Do you expect the caller to see changes made to str_ unbeknownst(what a word!) to them? Then you need to pass back a reference. Might be good if you can have a refcounted data member and return that.
If you expect the caller to get a copy, do 1).
My rule of thumb is to return a copy for simple basic datatypes such as int, string etc. For a bit more complicated structures where copying may be costlier (like vector you mentioned) I prefer to return a const-reference.
The compiler will not be able to perform (N)RVO in this case. The (named) return value optimization is an optimization where the compiler creates the function auto variables in the place of the return value to avoid having to copy:
std::string f()
{
std::string result;
//...
return result;
}
When the compiler sees the code above (and assuming that if any other return is present it will also return the result variable) it knows that the variable result has as only possible fate being copied over the returned temporary and then destroyed. The compiler can then remove the result variable altogether and use the return temporary as the only variable. I insist: the compiler does not remove the return temporary, it removes the local function variable. The return temporary is required to fulfill the compilers call convention.

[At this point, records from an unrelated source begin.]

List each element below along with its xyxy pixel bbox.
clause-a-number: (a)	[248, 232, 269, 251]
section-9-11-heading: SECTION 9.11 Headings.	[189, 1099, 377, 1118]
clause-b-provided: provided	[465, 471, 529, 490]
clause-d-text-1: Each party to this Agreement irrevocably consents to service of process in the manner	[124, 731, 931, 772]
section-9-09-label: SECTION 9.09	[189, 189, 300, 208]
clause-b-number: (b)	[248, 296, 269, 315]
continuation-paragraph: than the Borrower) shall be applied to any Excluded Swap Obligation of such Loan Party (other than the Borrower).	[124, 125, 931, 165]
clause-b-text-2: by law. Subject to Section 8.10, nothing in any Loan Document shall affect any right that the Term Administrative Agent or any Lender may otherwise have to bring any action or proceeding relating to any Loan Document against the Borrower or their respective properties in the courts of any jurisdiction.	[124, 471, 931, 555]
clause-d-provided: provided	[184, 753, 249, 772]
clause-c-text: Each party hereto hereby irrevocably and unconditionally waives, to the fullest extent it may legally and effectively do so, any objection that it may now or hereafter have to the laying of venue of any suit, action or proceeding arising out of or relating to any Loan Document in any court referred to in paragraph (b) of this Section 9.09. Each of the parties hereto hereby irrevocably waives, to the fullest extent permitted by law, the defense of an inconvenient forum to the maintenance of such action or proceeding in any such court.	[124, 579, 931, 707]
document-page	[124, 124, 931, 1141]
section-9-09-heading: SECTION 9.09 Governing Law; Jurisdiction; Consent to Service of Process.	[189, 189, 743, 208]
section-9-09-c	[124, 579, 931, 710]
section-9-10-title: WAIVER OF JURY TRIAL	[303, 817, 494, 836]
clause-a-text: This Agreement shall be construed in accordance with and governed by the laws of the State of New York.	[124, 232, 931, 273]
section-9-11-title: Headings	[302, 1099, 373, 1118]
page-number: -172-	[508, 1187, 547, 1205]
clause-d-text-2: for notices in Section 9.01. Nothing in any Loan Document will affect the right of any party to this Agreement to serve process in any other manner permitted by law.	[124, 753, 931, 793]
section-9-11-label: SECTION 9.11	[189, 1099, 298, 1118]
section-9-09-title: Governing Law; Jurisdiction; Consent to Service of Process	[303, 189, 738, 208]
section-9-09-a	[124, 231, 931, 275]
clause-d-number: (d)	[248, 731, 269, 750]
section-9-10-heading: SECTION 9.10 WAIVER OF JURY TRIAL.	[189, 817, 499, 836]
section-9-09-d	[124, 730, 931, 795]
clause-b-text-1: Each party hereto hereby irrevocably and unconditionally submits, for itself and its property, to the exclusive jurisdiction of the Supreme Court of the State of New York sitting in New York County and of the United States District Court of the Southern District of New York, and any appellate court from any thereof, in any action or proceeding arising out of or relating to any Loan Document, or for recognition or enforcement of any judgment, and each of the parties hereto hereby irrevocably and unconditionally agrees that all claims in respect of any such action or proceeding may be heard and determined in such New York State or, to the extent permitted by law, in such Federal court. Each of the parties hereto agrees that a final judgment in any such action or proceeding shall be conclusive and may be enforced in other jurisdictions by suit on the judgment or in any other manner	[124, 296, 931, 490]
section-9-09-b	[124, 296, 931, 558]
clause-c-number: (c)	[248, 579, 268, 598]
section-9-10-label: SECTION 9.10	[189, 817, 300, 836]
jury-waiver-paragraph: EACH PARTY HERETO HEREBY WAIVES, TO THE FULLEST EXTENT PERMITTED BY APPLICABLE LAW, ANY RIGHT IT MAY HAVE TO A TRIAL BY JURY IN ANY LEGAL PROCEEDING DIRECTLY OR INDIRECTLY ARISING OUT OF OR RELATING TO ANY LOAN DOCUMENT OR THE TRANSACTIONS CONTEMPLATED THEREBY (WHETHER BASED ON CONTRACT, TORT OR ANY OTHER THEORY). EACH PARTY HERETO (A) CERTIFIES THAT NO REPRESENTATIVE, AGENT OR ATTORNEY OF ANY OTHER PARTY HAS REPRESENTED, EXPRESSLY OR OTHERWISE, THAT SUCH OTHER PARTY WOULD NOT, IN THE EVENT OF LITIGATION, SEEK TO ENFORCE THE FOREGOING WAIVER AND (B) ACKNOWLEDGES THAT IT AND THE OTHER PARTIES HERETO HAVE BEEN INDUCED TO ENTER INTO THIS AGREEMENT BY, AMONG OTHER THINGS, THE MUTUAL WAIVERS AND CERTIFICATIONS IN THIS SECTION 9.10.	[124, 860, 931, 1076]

When you are returning a member of your class, the member must exist, and the call convention requires the returned object to be in a particular location (stack address usually). The compiler cannot create the method attribute over the returned object location, nor can it elide making the copy.
I'm returning a reference, because a string seems not "cheap to copy" to me. It's a complex data type with dynamic memory management and all that.
The "if you want the caller to get a copy, you should return by value" argument is moot, because it doesn't preclude copies at all. The caller can still do the following and get a copy anyway
string s = obj.str();
You need to explicitly create a reference on the caller side to be able to refer to the data member directly afterwards - but why would you do that? There definitely are enough user defined types that are cheap to copy
Smart Pointers
Iterators
All of the non-class types.
Returning a reference to an object's internals as part of its public interface can be a code smell if not outright bad design.
Before returning a reference to an internal object in a public interface, the designer should pause. Doing so couples users of your class to part of your design. Often it is outright unnecessary, sometimes it indicates further design work is needed. At times it is necessary, as commenters have noted.
If there is no special reason to use a value type as return value, I always return a const reference. If I need (or expect to need) a (writable) copy, I add a copy ctor and an assignment operator to the returned class if not already available. For the usage think of:
const MyClass & ref = container.GetAt( 1234 ); // need only reference
MyClass copy = container.GetAt( 1234 ); // get writable copy
Actually this is quite straight forward, isn't it?
if its a small basic type - primatives like int and long and their wrappers and other basic things like 'Point' - return a copy
if its a string, or any other complex type - return a reference.
The only problem I have with returning a const-reference, which is something I would typically do for non basic types, is that there is nothing to stop the caller removing the "const"ness and then modifying the value.
Personally, I'd suggest that such code is a bug. If they know you're returning a reference and continue to cast away the const then it's on their head.